Figure 1. CCND1 mutations increase protein levels.

(A) Diagram shows recurring point mutations (red bars) in the N-terminus of CCND1 protein. (B) Immunoblot analysis of WT and mutant CCND1 expression. UPN-1 or Z-138 cells were transduced with WT or mutant CCND1-HA and selected for stable expression by hygromycin. Cell lysates (10 μg per lane) were separated by SDS-PAGE gel and immunoblotted with indicated antibodies. Arrow indicates a mobility shift of the CCND1-HA protein. Arrowhead indicates endogenous CCND1. Bar graphs below the immunoblot show relative densitometric values of indicated bands after normalization to GAPDH loading controls. (C) Quantitative PCR analysis of mRNA expression of WT and mutant CCND1. Cell lines generated as described in (B) and mRNAs were harvested for quantitative PCR analysis of CCND1-HA mRNA expression. Shown are the means of mRNA expression levels after normalization to GAPDH signals from four independent amplification experiments.

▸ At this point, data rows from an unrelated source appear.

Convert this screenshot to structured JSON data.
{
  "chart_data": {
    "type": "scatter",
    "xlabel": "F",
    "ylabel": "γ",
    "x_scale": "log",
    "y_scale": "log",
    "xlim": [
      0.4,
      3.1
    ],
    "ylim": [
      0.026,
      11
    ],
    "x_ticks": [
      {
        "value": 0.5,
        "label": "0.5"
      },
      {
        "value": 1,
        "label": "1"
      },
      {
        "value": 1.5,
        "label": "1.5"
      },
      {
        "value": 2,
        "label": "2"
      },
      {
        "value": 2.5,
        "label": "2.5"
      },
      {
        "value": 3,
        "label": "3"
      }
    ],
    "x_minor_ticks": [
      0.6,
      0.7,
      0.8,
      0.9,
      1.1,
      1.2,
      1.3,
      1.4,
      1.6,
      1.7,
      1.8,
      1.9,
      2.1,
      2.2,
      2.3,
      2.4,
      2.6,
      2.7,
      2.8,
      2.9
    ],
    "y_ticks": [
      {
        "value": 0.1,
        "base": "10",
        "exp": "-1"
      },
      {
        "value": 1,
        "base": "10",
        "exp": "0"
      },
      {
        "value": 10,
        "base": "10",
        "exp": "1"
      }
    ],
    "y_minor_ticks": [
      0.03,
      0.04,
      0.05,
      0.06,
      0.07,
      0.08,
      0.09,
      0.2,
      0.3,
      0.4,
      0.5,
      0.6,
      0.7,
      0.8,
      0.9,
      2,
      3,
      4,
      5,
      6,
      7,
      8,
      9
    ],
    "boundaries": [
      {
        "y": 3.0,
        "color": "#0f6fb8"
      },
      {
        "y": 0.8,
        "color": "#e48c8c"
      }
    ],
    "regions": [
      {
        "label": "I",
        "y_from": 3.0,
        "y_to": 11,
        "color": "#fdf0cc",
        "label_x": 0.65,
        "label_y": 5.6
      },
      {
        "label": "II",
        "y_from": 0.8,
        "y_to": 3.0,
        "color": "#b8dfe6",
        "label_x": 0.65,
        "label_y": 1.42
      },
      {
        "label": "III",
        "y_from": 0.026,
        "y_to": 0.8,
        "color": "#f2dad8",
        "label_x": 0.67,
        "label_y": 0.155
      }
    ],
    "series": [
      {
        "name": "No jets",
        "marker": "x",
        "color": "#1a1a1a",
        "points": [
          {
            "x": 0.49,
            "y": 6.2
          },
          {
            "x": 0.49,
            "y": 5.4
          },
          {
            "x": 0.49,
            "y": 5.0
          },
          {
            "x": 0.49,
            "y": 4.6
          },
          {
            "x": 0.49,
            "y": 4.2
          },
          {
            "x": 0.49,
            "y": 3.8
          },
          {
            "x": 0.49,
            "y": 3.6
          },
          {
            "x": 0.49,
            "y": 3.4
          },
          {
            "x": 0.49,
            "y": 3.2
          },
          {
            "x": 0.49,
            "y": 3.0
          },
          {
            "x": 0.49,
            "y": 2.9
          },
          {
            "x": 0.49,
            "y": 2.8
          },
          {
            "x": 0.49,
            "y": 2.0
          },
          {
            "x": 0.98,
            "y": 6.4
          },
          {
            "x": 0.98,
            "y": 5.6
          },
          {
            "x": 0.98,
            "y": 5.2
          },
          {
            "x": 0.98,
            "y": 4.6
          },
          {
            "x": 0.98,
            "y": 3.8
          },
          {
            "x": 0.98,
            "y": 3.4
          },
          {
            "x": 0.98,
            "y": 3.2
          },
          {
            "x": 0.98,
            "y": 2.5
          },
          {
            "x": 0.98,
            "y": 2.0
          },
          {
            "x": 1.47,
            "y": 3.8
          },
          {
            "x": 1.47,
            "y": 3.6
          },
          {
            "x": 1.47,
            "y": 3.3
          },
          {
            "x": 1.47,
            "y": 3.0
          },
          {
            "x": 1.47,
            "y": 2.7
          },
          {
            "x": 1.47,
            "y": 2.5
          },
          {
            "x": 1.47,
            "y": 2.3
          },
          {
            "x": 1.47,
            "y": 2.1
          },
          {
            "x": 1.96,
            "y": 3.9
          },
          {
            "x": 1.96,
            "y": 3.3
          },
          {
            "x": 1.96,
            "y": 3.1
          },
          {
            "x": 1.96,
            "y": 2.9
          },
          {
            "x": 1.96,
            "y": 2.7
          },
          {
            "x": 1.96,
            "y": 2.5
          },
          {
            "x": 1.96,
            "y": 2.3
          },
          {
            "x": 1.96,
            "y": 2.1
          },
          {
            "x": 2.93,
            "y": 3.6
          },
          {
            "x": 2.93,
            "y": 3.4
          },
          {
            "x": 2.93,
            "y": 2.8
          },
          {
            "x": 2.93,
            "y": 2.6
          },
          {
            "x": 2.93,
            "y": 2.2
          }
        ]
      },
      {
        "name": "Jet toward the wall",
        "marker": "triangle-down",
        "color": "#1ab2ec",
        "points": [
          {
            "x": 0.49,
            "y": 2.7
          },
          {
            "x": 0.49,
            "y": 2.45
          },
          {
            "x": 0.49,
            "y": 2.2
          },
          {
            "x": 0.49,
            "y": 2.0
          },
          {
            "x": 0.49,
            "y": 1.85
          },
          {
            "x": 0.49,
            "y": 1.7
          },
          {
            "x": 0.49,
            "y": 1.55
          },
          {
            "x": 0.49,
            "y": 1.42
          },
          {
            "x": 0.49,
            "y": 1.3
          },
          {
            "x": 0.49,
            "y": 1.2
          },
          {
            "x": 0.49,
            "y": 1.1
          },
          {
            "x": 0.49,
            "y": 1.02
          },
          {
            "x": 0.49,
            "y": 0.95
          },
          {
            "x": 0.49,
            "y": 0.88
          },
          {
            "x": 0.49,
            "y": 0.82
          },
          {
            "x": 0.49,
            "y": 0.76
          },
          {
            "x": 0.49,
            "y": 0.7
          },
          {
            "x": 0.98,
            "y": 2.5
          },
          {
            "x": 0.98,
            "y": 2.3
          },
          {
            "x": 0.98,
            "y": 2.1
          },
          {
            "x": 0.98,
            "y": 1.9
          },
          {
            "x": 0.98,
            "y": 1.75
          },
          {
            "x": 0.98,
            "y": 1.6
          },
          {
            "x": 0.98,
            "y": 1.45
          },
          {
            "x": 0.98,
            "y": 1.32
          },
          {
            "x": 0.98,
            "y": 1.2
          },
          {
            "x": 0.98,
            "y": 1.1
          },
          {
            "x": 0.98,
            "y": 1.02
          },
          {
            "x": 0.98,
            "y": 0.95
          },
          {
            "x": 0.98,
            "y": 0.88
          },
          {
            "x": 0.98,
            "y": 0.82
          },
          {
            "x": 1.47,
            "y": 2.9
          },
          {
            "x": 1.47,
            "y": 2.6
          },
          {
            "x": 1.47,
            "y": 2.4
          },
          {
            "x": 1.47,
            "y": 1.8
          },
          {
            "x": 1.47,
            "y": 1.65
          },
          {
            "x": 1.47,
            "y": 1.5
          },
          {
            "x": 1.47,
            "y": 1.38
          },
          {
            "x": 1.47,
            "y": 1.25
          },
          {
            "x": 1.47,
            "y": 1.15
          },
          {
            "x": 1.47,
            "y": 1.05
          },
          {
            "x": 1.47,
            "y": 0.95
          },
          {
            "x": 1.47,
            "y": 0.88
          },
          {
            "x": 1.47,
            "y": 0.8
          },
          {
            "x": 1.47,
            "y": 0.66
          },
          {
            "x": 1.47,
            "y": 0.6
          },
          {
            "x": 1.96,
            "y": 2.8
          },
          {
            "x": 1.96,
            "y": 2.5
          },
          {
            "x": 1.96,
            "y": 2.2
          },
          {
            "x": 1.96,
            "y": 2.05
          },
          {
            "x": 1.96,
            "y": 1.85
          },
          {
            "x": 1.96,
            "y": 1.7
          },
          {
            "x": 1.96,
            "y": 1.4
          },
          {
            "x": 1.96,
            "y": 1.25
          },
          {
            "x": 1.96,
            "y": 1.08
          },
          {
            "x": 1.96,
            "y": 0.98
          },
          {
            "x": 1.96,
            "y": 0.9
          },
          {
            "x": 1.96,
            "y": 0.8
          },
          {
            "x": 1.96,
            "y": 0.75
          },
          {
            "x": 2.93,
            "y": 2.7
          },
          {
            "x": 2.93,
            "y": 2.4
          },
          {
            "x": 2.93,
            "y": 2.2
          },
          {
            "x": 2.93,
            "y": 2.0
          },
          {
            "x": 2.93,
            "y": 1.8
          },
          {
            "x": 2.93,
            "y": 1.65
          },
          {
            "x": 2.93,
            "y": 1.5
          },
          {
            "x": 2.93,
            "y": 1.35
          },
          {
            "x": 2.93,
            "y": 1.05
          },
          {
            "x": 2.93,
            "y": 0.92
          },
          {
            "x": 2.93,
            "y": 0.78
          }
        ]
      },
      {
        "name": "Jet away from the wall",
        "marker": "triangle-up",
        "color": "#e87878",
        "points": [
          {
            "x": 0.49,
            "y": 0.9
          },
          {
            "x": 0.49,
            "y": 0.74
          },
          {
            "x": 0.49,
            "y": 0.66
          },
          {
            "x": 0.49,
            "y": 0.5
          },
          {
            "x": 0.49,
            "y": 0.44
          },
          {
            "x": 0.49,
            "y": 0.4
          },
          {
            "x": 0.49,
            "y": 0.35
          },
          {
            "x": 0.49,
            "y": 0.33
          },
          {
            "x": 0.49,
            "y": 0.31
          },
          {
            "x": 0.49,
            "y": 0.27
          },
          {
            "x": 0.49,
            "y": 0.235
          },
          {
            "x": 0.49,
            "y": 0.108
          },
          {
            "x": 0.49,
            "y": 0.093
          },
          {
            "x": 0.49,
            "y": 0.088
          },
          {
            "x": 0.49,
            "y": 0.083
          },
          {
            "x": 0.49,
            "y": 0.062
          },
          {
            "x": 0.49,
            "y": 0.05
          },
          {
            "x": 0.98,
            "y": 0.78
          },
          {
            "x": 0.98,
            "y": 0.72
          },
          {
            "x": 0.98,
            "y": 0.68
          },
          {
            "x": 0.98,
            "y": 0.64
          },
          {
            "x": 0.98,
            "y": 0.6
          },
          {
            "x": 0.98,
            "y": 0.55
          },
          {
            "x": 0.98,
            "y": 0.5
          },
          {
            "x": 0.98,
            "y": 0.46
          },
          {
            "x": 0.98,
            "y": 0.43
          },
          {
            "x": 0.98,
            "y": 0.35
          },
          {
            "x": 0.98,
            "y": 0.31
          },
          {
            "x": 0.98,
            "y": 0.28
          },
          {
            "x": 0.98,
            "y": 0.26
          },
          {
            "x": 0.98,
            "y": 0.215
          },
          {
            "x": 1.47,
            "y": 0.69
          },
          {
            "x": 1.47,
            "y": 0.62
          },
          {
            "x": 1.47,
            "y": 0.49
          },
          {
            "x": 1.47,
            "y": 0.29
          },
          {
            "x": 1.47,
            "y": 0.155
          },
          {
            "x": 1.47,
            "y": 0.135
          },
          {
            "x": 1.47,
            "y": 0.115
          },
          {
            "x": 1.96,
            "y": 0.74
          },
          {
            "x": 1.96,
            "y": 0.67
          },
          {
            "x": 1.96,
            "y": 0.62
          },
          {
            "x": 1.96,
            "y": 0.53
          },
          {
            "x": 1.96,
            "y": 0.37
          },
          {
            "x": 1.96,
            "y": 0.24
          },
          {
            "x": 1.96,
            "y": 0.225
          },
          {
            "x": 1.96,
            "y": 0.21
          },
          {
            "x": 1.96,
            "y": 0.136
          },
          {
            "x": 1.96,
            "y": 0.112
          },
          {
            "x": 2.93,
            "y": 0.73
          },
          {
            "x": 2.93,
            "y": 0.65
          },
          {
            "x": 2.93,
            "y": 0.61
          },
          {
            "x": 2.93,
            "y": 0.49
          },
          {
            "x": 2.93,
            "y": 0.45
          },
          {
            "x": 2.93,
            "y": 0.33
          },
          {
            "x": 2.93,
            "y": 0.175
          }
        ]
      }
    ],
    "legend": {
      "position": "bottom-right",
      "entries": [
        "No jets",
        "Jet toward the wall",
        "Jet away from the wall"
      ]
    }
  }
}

Error bars, SD. ****P < 0.0001; ***P < 0.001; **P < 0.01; *P < 0.05 by a two-tailed Student's T-test. (D, E) UPN-1 or Z138 cells expressing WT or Y44D CCND1-HA were treated with 10 μM of cyclohexamide (CHX) for indicated times and 10 μg of cell lysates per lane were prepared for immunoblot analysis with indicated antibodies. Arrow, CCND1-HA protein. Arrowhead, endogenous CCND1. Bar graphs below immunoblots in (D, E) show relative densitometric values of indicated bands from the blots after normalization to time zero control samples.